After 125 years of identifying the iconic brand with red, the Atlanta-based company will begin next month stocking 1.4 billion cans featuring a family of polar bears -- a mom and two cubs -- against a white and gray background of sky and snow. The brand's famous red script will run across the can's top.

The change, which runs through March, is part of Coke's partnership with the World Wildlife Fund to preserve habitats for polar bears, Coke's holidays mascot since 1922,  in Canada and Greenland. The beverage giant also will donate $2 million to the preservation effort and ask Coke fans to donate $1 to the WWF for the cause.

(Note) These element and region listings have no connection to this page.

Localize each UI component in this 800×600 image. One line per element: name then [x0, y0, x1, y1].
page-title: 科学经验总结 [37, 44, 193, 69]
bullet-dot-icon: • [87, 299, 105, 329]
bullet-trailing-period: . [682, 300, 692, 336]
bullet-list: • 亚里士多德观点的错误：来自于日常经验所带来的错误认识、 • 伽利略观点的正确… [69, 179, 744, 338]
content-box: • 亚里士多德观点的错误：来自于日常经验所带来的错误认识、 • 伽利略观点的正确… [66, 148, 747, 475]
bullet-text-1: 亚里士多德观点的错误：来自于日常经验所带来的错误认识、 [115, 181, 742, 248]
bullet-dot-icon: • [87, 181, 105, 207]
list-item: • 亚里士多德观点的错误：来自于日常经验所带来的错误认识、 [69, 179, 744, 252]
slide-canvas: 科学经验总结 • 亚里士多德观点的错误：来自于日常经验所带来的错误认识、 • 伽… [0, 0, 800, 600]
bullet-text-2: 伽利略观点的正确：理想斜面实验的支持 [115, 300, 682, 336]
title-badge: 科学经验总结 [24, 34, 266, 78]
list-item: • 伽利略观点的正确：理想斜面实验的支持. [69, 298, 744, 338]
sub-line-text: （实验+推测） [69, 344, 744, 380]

Coke will match every dollar donated up to $1 million.

"We are real excited to hear what people have to say about these new cans," said Katie Bayne, president and general manager of the sparkling division for Coke North America. "It's really one of the biggest holiday platforms that we have ever put into the marketplace."

The move comes as the company slides into one of its biggest advertising seasons of the year -- the holidays -- and gives it an opportunity to mix goodwill with business.

"The Arctic Home campaign has big potential," said John Sicher, publisher and editor of Beverage-Digest. "It is dramatic, in that Coke is changing the color of its cans, and impactful packaging is an important marketing tool in the beverage business. Plus the campaign supports a worthy cause, making people feel good about the brand."

Suzanne Apple, the WWF's vice president of business and industry, said Coke's support gives the group exposure it could never generate on its own.

"We don't have the ability to reach the kind of customer Coke can," she said. "That is absolutely the magic of this partnership."